Preso in esame Le chinois à Rome, Rosselli spiega che lo vorrebbe strutturato proprio come il dattiloscritto originale, che lei stessa allega alla lettera: la motivazione dietro tale scelta è quella di non essere stata ascoltata durante le prime e seconde bozze, né di aver ricevuto la terza bozza promessa. In generale, l’autrice forse appare un po’ infastidita da come siano state gestite alcune cose nella prima edizione di Guanda, e ha tutta l’intenzione di rimediare in questa sede.

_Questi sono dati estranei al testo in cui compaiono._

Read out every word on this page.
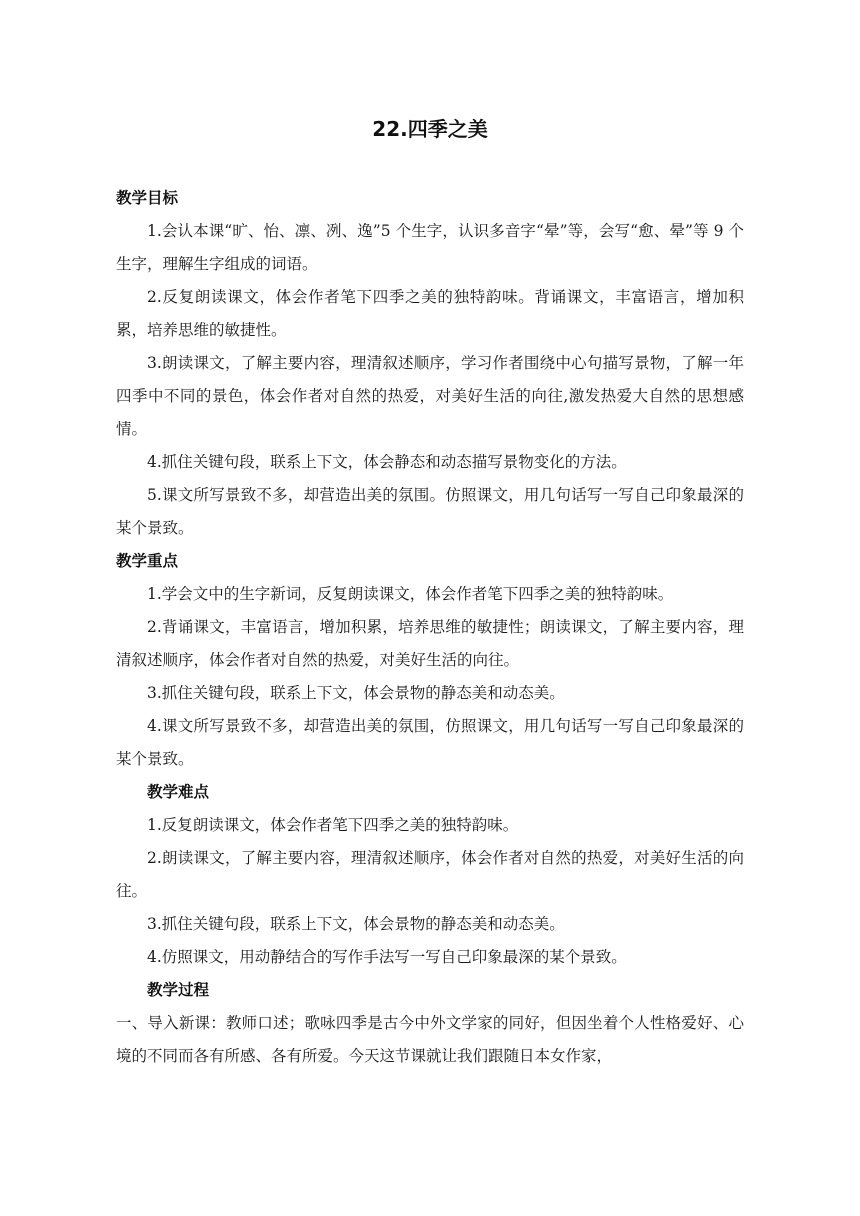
22.四季之美

教学目标

1.会认本课“旷、怡、凛、冽、逸”5 个生字，认识多音字“晕”等，会写“愈、晕”等 9 个生字，理解生字组成的词语。

2.反复朗读课文，体会作者笔下四季之美的独特韵味。背诵课文，丰富语言，增加积累，培养思维的敏捷性。

3.朗读课文，了解主要内容，理清叙述顺序，学习作者围绕中心句描写景物，了解一年四季中不同的景色，体会作者对自然的热爱，对美好生活的向往,激发热爱大自然的思想感情。

4.抓住关键句段，联系上下文，体会静态和动态描写景物变化的方法。

5.课文所写景致不多，却营造出美的氛围。仿照课文，用几句话写一写自己印象最深的某个景致。

教学重点

1.学会文中的生字新词，反复朗读课文，体会作者笔下四季之美的独特韵味。

2.背诵课文，丰富语言，增加积累，培养思维的敏捷性；朗读课文，了解主要内容，理清叙述顺序，体会作者对自然的热爱，对美好生活的向往。

3.抓住关键句段，联系上下文，体会景物的静态美和动态美。

4.课文所写景致不多，却营造出美的氛围，仿照课文，用几句话写一写自己印象最深的某个景致。

教学难点

1.反复朗读课文，体会作者笔下四季之美的独特韵味。

2.朗读课文，了解主要内容，理清叙述顺序，体会作者对自然的热爱，对美好生活的向往。

3.抓住关键句段，联系上下文，体会景物的静态美和动态美。

4.仿照课文，用动静结合的写作手法写一写自己印象最深的某个景致。

教学过程

一、导入新课：教师口述；歌咏四季是古今中外文学家的同好，但因坐着个人性格爱好、心境的不同而各有所感、各有所爱。今天这节课就让我们跟随日本女作家，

C’è menzione anche per le note pour l’éditeur, che per lei potrebbe essere posto in calce alla sezione o prima\dopo l’indice.
Di base, comunque, da questa lettera si evincono due cose: per prima cosa, che Rosselli aveva molto a cuore la sezione di Adolescence, ma che soprattutto aveva intenzione di cambiare totalmente la struttura del libro in oggetto, tanto da suggerire un cambio di impaginazione e struttura del volume per dar lustro, in particolare, alla sezione sopracitata. Dettaglio importante, tuttavia, per la ricostruzione della stampa delle opere rosselliane, è il seguente. Nell’ultima parte, infatti, Amelia Rosselli esplicita di voler avere il tempo per seguire «la traduttrice di Sleep»[27] a metà settembre, quindi libera da ogni impegno con Guanda e Marchi. In quella sede si parlò di un volume di circa cento pagine in inglese, che però doveva essere tagliato. Come già visto in precedenza, la questione non si risolverà così facilmente, e la struttura di Sleep le occuperà più tempo del previsto.
La bozza di stampa è stata utile per ricostruire il processo di evoluzione del testo, da semplice dattiloscritto a revisione della seconda edizione, che però non vedrà mai la luce. Dalle indicazioni fatte da Rosselli sulla bozza, si può immaginare che questa sia la bozza inviata ad Armando Marchi, soprattutto in virtù della poesia di Cantilena, inserita nella bozza di stampa e menzionata nelle righe del 10\11 agosto proprio come nuova poesia da pubblicare insieme a tutto il resto del volume.
Il voluminoso plico si apre con le solite, ormai abitudinarie annotazioni in merito agli spazi di stampa: ma è con Cantilena che abbiamo il primo, vero intervento formale. Infatti, Rosselli indica in modo ben preciso lo spazio in cui inserire la poesia dattiloscritta ex novo, cioè tra le poesie numerate come 5 e 7. Se Adolescence, invece, reca solo le condizioni espresse già nella lettera e nel paragrafo in questione, è da Le Chinois à Rome che la minuzia di Rosselli diventa preponderante – non che in precedenza non ci sia stato spazio per la sua voce. Le opere in precedenza, quindi Sanatorio 1954 e Prime prose italiane, infatti, non hanno particolari ingerenze se non quelle degli spazi o delle linee tra i paragrafi rese meno doppie.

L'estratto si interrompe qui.